The practice of giving not only public money but public authority to religious groups far pre-dates George W. Bush’s efforts to use your dollars to pay off his fundamentalist pastor friends though the “faith-based initiative” racket. Most of the people helped by the network of organizations known as “Catholic Charities” think their gratitude is due to the Catholic Church; in fact, two-thirds of the actual money comes from public funds.
That’s bad enough, given the openly partisan stance of the contemporary Catholic church and its ongoing campaign to deny equal rights to gays and lesbians. What’s worse is that Catholic Charities, and parallel organizations organized by other denominations, continue to dominate the business of adoption and foster care, wielding by delegation the state’s power to determine who may care for children whose parents can’t.
The practice is a hold-over from the days when children were considered the property of their parents’ denominations, so that the child of a Protestant couple was a “Protestant” child, and could therefore only be placed in a Protestant home. (Somehow this was never as controversial as the parallel claim that African-American children should be placed with parents of their own race.) Allowing the clergy to license adoptive couples means subjecting prospective adoptive parents to whatever narrow-mindedness the pastors wanted to enforce that week.

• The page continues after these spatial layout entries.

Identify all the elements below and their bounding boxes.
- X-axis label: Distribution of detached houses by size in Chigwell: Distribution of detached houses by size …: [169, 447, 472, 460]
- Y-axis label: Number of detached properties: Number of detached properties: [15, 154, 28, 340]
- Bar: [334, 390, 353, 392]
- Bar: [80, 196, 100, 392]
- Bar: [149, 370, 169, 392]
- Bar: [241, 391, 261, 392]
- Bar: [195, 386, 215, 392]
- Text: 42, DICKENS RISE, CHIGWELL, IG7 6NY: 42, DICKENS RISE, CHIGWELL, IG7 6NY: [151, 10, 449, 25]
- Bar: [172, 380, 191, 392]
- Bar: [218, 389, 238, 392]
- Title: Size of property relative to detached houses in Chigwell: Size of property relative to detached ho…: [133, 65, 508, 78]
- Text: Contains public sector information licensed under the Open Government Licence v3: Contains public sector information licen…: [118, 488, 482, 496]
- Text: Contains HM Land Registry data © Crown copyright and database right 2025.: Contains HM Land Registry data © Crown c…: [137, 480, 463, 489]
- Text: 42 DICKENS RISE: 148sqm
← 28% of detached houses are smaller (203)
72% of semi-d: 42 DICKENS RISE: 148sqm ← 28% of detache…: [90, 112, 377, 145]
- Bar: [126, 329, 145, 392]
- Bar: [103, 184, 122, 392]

Catholic Charities allows single parents, but not unmarried couples, to become foster and adoptive parents. That may be good church doctrine, but if there’s any actual evidence that single people outperform unmarried couples in raising children I’m not aware of it, and it seems to me that ought to be the decisive question. At one time Catholic couples practicing any method of birth control other than “Vatican roulette” were also barred, but I think – can’t find a source on it – that rule has been allowed to fall into disuse.
“In-sourcing” this bit of public power to actual public officials, accountable to actual elected legislators and elected chief executives, seems like a long-overdue reform.